Our lab has developed new algorithms that use a pool of domain-independent and domain-specific operators. An adaptive operator selection strategy based on reinforcement learning keeps track of the performance of each operator and assigns solutions to each operator proportionally to its performance. This way, we can exploit good expert knowledge to accelerate convergence towards good designs while avoiding “bad” expert knowledge and maintaining good explorative capabilities. The figure below shows how our algorithms do statistically significantly better than not using the knowledge (eps-MOEA) or using the knowledge through other methods, such as adaptive constraint handling.

Publications:

[1] N. Hitomi and D. Selva, “Incorporating expert knowledge into evolutionary algorithms with operators and constraints to design satellite systems,” Appl. Soft Comput. J., vol. 66, no. May 2018, pp. 330–345, 2018.
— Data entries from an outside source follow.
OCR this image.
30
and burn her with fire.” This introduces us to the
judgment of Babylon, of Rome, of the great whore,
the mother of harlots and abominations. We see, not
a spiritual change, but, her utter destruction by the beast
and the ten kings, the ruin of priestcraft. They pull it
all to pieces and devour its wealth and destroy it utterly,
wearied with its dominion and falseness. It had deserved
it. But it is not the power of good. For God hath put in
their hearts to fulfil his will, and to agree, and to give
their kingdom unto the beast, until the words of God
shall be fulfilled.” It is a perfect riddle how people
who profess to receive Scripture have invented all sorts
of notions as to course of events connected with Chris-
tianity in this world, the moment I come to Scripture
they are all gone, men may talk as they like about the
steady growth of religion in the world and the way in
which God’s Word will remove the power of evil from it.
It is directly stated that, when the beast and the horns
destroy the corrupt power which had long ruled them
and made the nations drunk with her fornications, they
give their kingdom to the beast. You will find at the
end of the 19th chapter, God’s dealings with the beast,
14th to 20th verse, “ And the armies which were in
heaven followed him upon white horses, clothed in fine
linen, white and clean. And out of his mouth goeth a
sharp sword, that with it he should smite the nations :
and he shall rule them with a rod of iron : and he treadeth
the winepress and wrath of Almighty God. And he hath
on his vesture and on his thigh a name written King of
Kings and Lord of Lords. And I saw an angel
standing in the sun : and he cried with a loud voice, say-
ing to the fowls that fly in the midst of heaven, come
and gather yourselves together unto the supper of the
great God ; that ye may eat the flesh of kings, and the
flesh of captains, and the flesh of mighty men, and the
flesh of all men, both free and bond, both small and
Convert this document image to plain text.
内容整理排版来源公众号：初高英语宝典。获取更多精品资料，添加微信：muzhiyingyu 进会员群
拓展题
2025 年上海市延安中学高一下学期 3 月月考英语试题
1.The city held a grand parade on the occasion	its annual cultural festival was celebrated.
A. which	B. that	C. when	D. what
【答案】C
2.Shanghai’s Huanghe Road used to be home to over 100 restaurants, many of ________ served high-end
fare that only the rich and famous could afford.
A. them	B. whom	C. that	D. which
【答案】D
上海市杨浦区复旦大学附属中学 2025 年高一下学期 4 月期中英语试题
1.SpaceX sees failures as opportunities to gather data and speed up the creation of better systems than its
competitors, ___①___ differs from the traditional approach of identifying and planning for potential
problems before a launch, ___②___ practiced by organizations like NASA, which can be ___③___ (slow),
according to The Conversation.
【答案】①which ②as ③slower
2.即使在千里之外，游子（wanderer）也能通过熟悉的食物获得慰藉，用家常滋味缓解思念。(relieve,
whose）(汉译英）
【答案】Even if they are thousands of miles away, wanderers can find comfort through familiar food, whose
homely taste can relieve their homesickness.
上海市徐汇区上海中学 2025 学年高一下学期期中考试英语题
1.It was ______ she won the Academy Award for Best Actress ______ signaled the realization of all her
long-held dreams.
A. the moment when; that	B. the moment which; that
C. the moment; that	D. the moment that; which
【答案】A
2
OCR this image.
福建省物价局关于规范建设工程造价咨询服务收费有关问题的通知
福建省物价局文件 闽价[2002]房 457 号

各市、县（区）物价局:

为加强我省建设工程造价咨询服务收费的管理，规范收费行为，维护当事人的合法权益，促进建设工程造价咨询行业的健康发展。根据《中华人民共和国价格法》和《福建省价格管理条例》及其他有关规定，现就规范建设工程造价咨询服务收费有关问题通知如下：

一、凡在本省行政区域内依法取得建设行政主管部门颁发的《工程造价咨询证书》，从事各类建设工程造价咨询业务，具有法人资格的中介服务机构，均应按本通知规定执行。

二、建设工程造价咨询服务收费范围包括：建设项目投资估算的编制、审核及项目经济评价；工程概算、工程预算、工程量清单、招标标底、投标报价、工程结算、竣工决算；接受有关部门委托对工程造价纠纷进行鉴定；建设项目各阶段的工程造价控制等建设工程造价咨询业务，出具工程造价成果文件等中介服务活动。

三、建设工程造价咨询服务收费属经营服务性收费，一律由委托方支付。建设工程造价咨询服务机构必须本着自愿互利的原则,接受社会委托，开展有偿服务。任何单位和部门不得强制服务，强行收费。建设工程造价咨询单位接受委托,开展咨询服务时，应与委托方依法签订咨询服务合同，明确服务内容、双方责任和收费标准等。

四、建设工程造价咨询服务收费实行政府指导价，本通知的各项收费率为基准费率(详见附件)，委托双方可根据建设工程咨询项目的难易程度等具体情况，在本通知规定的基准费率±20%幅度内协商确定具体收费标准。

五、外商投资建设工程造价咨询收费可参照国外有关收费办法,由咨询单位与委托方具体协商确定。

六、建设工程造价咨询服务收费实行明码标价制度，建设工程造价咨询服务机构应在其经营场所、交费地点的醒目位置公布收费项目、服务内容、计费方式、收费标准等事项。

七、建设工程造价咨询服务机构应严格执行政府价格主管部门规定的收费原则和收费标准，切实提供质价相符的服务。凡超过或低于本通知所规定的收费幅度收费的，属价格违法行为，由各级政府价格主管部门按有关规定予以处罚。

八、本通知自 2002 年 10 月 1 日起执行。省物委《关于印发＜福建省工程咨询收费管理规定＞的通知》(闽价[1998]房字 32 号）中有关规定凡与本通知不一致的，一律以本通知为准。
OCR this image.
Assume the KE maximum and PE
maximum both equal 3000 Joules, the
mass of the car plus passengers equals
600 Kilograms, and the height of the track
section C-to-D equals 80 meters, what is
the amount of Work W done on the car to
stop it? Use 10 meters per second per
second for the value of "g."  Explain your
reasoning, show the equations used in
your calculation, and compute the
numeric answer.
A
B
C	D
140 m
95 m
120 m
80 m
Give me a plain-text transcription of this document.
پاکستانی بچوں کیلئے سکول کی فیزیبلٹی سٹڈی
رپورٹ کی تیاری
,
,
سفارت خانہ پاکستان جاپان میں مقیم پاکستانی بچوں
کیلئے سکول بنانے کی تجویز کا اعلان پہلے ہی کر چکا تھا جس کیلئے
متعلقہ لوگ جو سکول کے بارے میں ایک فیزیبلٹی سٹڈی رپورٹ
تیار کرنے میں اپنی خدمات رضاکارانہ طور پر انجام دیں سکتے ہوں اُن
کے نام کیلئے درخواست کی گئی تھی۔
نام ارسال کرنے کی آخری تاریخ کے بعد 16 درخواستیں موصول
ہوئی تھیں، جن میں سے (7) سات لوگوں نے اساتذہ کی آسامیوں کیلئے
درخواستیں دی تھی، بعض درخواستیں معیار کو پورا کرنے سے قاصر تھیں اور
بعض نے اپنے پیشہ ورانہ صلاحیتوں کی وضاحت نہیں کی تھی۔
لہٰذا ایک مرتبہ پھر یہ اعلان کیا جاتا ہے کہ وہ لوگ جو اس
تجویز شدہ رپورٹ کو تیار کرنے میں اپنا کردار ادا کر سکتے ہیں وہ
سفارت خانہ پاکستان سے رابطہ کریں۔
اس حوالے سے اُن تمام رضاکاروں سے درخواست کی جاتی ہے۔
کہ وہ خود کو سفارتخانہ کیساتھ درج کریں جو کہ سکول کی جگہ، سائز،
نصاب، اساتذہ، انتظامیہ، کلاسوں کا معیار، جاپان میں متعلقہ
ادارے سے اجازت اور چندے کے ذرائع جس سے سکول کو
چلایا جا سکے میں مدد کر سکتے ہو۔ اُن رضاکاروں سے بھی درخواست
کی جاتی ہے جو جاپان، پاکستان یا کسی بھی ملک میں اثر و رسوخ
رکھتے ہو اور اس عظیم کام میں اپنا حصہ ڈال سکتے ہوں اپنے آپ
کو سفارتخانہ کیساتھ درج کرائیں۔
[2] N. Hitomi and D. Selva, “A Classification and Comparison of Credit Assignment Strategies in Multiobjective Adaptive Operator Selection,” IEEE Trans. Evol. Comput., vol. 21, no. 2, pp. 294–314, 2017.
[3] N. Hitomi and D. Selva, “A hyper-heuristic approach to leveraging domain knowledge in multi-objective evolutionary algorithms,” in Proceedings of the ASME 2016 International Design Engineering Technical Conferences & Computers and Information in Engineering Conference IDETC/CIE 2016, 2016.
[4] N. Hitomi and D. Selva, “The effect of credit definition and aggregation strategies on multi-objective hyper-heuristics,” in ASME 2015 International Design Engineering Technical Conferences and Computers and Information in Engineering Conference., 2015, vol. 2B–2015.